CHICAGO Chicago isn't the front-runner for the 2016 Olympics many are making it out to be. It's not even a close second.
With two years before the vote for the 2016 host, Chicago is third or fourth on the list of favorites, U.S. Olympic Committee chairman Peter Ueberroth said Thursday. Ahead of Chicago are Madrid, Spain; Tokyo; and Rio de Janeiro, Brazil.
"It's not a criticism, it's a reality," Ueberroth said after meeting with Chicago Mayor Richard Daley. "There's no criticism of Chicago 2016. I'm not saying they're doing anything wrong.
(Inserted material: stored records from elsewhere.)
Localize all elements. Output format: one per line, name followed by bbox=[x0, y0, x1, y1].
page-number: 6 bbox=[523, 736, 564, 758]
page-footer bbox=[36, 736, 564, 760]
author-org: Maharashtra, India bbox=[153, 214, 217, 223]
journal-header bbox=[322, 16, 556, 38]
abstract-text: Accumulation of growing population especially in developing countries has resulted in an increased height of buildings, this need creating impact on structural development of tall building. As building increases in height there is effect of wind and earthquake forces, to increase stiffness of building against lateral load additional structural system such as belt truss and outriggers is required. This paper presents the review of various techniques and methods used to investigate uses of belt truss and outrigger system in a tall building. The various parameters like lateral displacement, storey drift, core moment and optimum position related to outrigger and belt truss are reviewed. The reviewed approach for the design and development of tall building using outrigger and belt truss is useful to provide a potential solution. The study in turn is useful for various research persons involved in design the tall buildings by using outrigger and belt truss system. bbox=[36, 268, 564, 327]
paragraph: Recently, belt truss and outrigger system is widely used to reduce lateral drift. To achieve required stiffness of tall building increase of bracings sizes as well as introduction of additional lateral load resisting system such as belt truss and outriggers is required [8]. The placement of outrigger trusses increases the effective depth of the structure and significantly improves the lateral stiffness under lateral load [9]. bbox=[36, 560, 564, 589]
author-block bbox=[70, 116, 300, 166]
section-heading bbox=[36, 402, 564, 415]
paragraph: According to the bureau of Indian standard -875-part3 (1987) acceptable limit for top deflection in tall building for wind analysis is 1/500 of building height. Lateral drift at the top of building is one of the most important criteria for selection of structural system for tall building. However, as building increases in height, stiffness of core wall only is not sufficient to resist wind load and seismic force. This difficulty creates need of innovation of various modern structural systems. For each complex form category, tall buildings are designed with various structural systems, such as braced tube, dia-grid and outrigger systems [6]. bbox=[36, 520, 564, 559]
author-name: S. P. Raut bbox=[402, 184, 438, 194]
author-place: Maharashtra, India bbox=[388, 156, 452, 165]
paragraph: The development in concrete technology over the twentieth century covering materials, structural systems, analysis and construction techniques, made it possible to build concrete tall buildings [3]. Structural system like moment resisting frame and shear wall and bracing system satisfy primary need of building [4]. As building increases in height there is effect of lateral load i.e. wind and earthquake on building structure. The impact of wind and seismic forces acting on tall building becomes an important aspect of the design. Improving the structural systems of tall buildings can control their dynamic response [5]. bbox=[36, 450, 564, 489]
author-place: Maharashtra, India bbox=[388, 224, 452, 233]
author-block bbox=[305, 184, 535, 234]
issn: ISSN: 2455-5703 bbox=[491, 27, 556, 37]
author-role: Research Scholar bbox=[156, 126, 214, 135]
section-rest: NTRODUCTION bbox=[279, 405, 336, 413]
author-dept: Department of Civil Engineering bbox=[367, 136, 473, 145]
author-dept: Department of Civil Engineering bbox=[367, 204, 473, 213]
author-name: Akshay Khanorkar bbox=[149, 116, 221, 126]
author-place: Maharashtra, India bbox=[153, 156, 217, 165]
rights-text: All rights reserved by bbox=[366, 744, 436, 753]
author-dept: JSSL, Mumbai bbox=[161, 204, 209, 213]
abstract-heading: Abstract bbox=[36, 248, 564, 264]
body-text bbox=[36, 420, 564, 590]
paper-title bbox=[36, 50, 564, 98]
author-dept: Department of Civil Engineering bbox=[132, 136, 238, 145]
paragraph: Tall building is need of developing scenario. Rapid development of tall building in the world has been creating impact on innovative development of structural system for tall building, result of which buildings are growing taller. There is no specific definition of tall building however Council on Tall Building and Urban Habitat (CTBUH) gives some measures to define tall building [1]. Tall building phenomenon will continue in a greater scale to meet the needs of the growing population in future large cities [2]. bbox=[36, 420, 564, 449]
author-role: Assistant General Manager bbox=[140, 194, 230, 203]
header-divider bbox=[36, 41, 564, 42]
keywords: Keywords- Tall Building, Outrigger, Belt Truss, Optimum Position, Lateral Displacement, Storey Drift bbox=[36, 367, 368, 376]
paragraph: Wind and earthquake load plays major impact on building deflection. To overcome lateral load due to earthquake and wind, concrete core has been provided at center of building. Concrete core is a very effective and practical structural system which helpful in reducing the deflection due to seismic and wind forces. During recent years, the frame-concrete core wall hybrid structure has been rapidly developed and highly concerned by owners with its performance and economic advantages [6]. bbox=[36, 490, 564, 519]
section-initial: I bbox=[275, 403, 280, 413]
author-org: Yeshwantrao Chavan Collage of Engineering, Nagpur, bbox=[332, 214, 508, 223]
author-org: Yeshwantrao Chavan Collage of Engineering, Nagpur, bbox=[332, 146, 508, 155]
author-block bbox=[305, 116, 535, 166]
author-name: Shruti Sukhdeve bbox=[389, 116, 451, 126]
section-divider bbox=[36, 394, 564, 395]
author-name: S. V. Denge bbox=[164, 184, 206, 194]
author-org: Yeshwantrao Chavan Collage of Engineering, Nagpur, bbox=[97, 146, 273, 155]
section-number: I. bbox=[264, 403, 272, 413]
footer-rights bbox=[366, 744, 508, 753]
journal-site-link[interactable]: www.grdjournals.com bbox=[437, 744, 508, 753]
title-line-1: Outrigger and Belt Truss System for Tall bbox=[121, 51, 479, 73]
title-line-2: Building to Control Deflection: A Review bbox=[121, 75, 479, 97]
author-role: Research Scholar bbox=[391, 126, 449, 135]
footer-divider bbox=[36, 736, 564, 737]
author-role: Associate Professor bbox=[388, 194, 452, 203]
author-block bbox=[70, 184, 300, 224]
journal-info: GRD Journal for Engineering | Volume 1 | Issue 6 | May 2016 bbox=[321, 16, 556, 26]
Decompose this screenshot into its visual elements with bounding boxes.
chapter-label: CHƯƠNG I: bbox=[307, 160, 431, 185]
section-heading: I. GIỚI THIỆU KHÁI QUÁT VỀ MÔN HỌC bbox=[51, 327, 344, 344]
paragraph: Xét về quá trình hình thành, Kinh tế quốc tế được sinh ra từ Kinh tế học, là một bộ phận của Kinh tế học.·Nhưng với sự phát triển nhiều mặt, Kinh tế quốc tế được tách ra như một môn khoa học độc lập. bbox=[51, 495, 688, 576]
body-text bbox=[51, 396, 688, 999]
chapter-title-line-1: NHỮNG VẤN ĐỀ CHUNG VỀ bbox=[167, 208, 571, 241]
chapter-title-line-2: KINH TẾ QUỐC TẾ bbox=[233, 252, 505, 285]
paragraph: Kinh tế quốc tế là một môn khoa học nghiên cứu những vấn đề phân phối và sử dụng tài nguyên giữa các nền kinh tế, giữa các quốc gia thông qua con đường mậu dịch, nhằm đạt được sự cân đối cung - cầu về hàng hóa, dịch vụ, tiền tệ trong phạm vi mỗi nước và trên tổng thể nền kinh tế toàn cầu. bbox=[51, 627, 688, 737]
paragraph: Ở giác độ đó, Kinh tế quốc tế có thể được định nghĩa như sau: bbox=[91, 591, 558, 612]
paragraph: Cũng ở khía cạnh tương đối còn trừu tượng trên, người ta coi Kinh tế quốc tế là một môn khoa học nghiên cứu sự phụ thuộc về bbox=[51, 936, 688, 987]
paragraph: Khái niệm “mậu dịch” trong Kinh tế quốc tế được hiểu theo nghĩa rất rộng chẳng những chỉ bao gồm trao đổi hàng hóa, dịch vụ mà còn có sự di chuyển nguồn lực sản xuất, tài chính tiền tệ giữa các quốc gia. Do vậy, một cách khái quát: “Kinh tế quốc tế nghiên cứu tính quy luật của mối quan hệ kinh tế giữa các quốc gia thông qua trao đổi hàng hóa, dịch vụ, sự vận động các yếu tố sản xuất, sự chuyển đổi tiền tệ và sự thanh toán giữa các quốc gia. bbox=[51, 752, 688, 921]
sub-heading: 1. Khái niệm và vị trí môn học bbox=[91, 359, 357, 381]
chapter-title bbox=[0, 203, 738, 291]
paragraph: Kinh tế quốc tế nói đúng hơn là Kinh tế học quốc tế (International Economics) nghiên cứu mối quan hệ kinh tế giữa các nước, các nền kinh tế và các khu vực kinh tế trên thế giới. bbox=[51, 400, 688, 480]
I'm telling you they're in third or fourth place."
Baku, Azerbaijan; Doha, Qatar; and Prague, Czech Republic, also are bidding for the Summer Olympics. The International Olympic Committee will choose the host city Oct. 2, 2009, at its session in Copenhagen, Denmark.
Ueberroth's comments came as no surprise to Chicago 2016 organizers.
"As a bid we haven't and we won't get into discussion about handicapping the race. That's not for us to do," said Patrick Sandusky, spokesman for the organizing committee. "We have to stay focused on what our actual plans are and how we're selling our bid to the right people.
"Peter's comments are indicative of what a tight race this will be."
Chicago was thought to be the early favorite in the 2016 race, because the United States hasn't hosted a Summer Olympics since Atlanta in 1996. Although there's no official policy of rotating the games, Asia (Beijing) and Europe (London) will have just hosted Summer Olympics.
Chicago also has a solid bid, with venues located in a compact area downtown, many on picturesque Lake Michigan.
But all the cities will present strong bids, Ueberroth said. Chicago needs to sell itself to the 100-plus IOC members, and it needs to be doing it now.
Madrid has a head start because it bid for the 2012 Games, finishing ahead of London in an early round of voting. Rio hosted a successful Pan American Games this summer, with about half of the IOC voters visiting during the two-week event.
Tokyo has a strong ally in Chiharu Igaya, a longtime IOC member who led the evaluation committee for the 2014 Winter Olympics bids.
"Politicking doesn't have, in my view, the right connotations," Ueberroth said. "You have to care about and develop real friendships globally if you're going to be successful in the Olympic movement.
"The USOC, for a number of years, ignored that. The USOC was not a good partner," Ueberroth said. "We've made improvements. But we've got a lot more improvements to make."
There are strict limits on the contact Olympic and bid committees can have with IOC members. But Ueberroth suggested the many multinational companies based in Chicago could be used to tout the city's advantages to IOC members in the places where they do business.
"We've had great support" from the private sector, Sandusky said. "We look at Chicago's business community as a fantastic asset for us."
Chicago also needs to make a good impression later this month, when it hosts the world boxing championships. At least 20 IOC members are expected to attend the two-week event, and many more will get a look at Chicago as an Olympic city through the eyes of their country's athletes.
More than 600 boxers from 114 countries are expected for the world championships, which serves as the qualifier for next summer's Beijing Olympics.
"It's going to be the first place that Chicago gets a real international focus," Ueberroth said. "Say you have a voter in a country who is a devoted sports person and doesn't come here. But their boxing team comes back and says, 'We've never been treated better.' ... They say, 'Wow."'
Though Chicago may be lagging behind Madrid, Rio and Tokyo right now, Ueberroth said there's no reason it can't make up ground over the next two years.
"We all have to remember to keep focused on what we're in this for," Ueberroth said. "We're in this to get 60 votes. Then we can focus on putting on the best Olympic Games."